Pomza, Perlit ve Cam Elyaf Katkılarının Yüksek Sıcaklık Altında Kum-Kaolin Karışımlarının Kayma Dayanımı Davranışına Etkisi

Günümüzde sayısı ve çeşitliliği artan enerji yapıları ile birlikte, bu yapıları çevreleyen zeminlerin yüksek sıcaklıklar ve termal döngüler altında mühendislik özelliklerinin değişiminin detaylı bir şekilde anlaşılması büyük önem arz etmeye başlamıştır. Zeminler yüksek sıcaklığa maruz kalsalar da uzun yıllar boyunca mühendislik özelliklerini tasarım aşamasındaki değerlerde koruyabilmelidir.
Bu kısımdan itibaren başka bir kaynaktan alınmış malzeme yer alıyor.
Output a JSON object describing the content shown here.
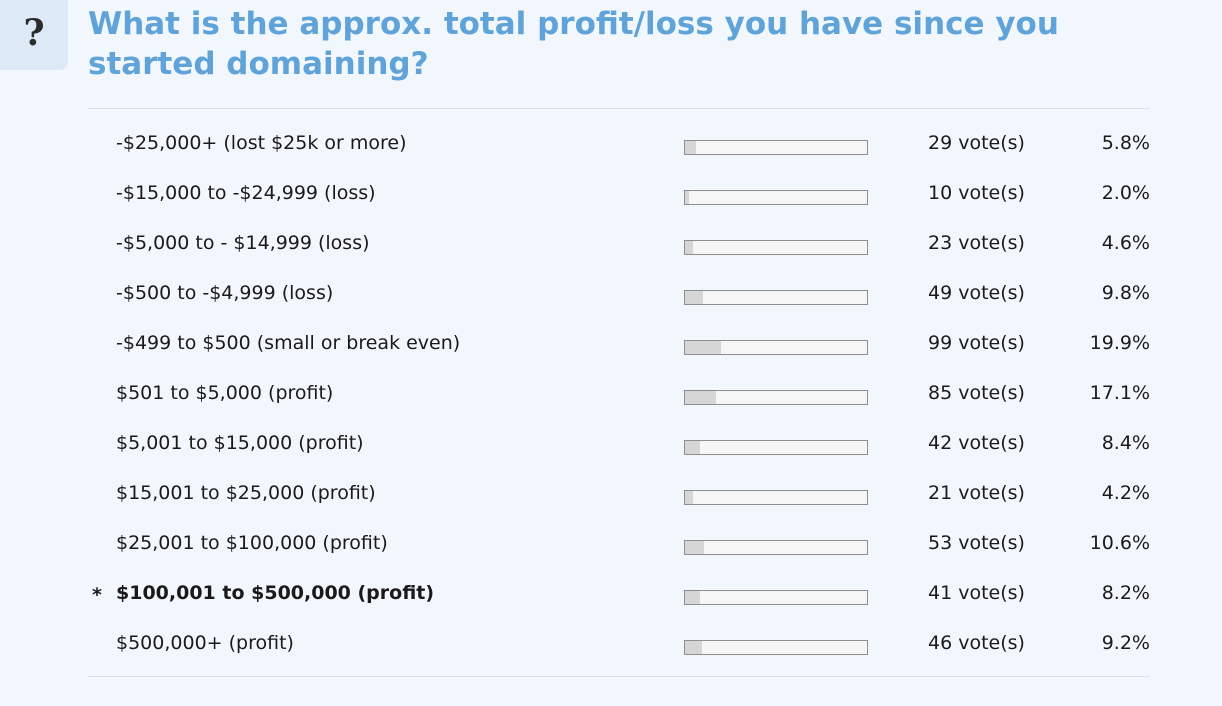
{
  "poll": {
    "icon": "question-mark-icon",
    "icon_glyph": "?",
    "question": "What is the approx. total profit/loss you have since you started domaining?",
    "options": [
      {
        "label": "-$25,000+ (lost $25k or more)",
        "votes": "29 vote(s)",
        "percent": "5.8%",
        "percent_value": 5.8,
        "selected": false,
        "marker": ""
      },
      {
        "label": "-$15,000 to -$24,999 (loss)",
        "votes": "10 vote(s)",
        "percent": "2.0%",
        "percent_value": 2.0,
        "selected": false,
        "marker": ""
      },
      {
        "label": "-$5,000 to - $14,999 (loss)",
        "votes": "23 vote(s)",
        "percent": "4.6%",
        "percent_value": 4.6,
        "selected": false,
        "marker": ""
      },
      {
        "label": "-$500 to -$4,999 (loss)",
        "votes": "49 vote(s)",
        "percent": "9.8%",
        "percent_value": 9.8,
        "selected": false,
        "marker": ""
      },
      {
        "label": "-$499 to $500 (small or break even)",
        "votes": "99 vote(s)",
        "percent": "19.9%",
        "percent_value": 19.9,
        "selected": false,
        "marker": ""
      },
      {
        "label": "$501 to $5,000 (profit)",
        "votes": "85 vote(s)",
        "percent": "17.1%",
        "percent_value": 17.1,
        "selected": false,
        "marker": ""
      },
      {
        "label": "$5,001 to $15,000 (profit)",
        "votes": "42 vote(s)",
        "percent": "8.4%",
        "percent_value": 8.4,
        "selected": false,
        "marker": ""
      },
      {
        "label": "$15,001 to $25,000 (profit)",
        "votes": "21 vote(s)",
        "percent": "4.2%",
        "percent_value": 4.2,
        "selected": false,
        "marker": ""
      },
      {
        "label": "$25,001 to $100,000 (profit)",
        "votes": "53 vote(s)",
        "percent": "10.6%",
        "percent_value": 10.6,
        "selected": false,
        "marker": ""
      },
      {
        "label": "$100,001 to $500,000 (profit)",
        "votes": "41 vote(s)",
        "percent": "8.2%",
        "percent_value": 8.2,
        "selected": true,
        "marker": "*"
      },
      {
        "label": "$500,000+ (profit)",
        "votes": "46 vote(s)",
        "percent": "9.2%",
        "percent_value": 9.2,
        "selected": false,
        "marker": ""
      }
    ]
  },
  "colors": {
    "question_text": "#5fa3d8",
    "background": "#f2f7fd",
    "bar_fill": "#d6d6d6",
    "bar_border": "#8e8e8e"
  }
}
Literatürdeki çalışmalarda yüksek sıcaklık altında zeminlerin sıkışabilirlik, kayma dayanımı, hidrolik iletkenlik gibi mühendislik özelliklerinin olumsuz etkilendiği rapor edilmektedir. Perlit, pomza ve cam elyaf ısı yalıtımında yaygın olarak kullanılan yüksek sıcaklıklara karşı dayanıklı malzemelerdir. Bu nedenle kum-kaolin karışımlarının yüksek sıcaklık altında mühendislik özelliklerinin iyileştirilmesinde kullanılabilirler.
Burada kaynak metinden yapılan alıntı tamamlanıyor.